Il convient de rappeler que l'article 7 et l'article 8 de la loi insèrent dans le code de commerce les articles L. 145-16-1 et L. 145-16-2, relatifs aux clauses contractuelles de garantie du cédant au bénéfice du bailleur, créent un droit d'information pour le preneur et limitent leur durée.



L'article 9 supprime dans les articles L145-34 et L145-38 du code de commerce toute référence à l'indice trimestriel du coût de la construction pour le calcul de l'indexation du loyer.



L'article 11 modifie la rédaction des articles L145-34, L145-38 et L145-39 du code de commerce en ce que la variation du loyer qui découle de la fixation de celui-ci à la valeur locative 'ne peut conduire à des augmentations supérieures, pour une année, à 10 % du loyer acquitté au cours de l'année précédente'



L'article 13, créée après la section 6 du chapitre V du titre IV du livre Ier du même code, une section 6 bis relative à l'état des lieux, aux charges locatives et aux impôts et insère dans le code de commerce l'article L. 145-40-1, relatif à l'établissement d'un état des lieux 'Lors de la prise de possession des locaux par le locataire en cas de conclusion d'un bail, de cession du droit au bail, de cession ou de mutation à titre gratuit du fonds et lors de la restitution des locaux' et dispose que « Le bailleur qui n'a pas fait toutes diligences pour la réalisation de l'état des lieux ne peut invoquer la présomption de l'article 1731 du code civil' ; l'article L. 145-40-2, relatif aux charges, impôts et travaux récupérables sur le locataire et indique qu'un décret en Conseil d'Etat fixe les modalités d'application du présent article et précise que ' II.-Pour les baux conclus avant l'entrée en vigueur de la présente loi, l'article L. 145-40-1 du code de commerce, dans sa rédaction résultant de la présente loi, s'applique à toute restitution d'un local dès lors qu'un état des lieux a été établi lors de la prise de possession'.

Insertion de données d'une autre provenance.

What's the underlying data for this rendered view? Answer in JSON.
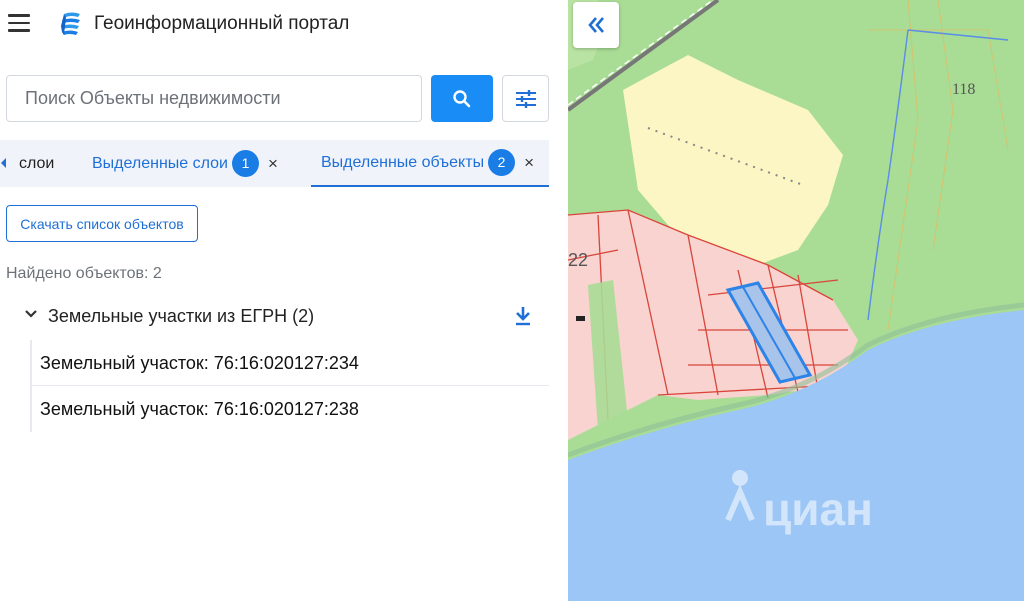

Le décret n° 2014-1317 du 3 novembre 2014 , pris en application de la loi susvisée, dispose en son article 6, qu'est ajouté au chapitre V du titre IV du livre Ier de la partie réglementaire, une section 5 intitulée :« Des charges locatives, impôts, taxes, redevances et travaux', comprenant un article R. 145-35 relatif aux travaux, charges et impôts ; un article R. 145-36 relatif à la communication de l'état récapitulatif annuel ; un article R. 145-37 relatif à l'information du locataire sur les charges et les travaux.



L'article 8 dudit décret précise ses dispositions d'application transitoires.



La cour rappelle que l'article 21 de la n°2014-626 du 18 juin 2014 (dite loi PINEL) fixe les dispositions d'application transitoire de la loi. En application de ce texte :

'II. - Les articles 3, 9 et 11 de la présente loi ainsi que l'article L. 145-40-2 du code de commerce, tel qu'il résulte de l'article 13 de la même loi, sont applicables aux contrats conclus ou renouvelés à compter du premier jour du troisième mois suivant la promulgation de ladite loi.'



L'article 8 du décret d'application de la loi dite PINEL, dispose que :

'Les dispositions des articles R. 145-1-1, R. 145-5, D. 145-18 et R. 145-20 du code de commerce, dans leur rédaction résultant respectivement des articles 2 à 5 du présent décret, sont applicables aux contrats en cours à la date de publication du présent décret.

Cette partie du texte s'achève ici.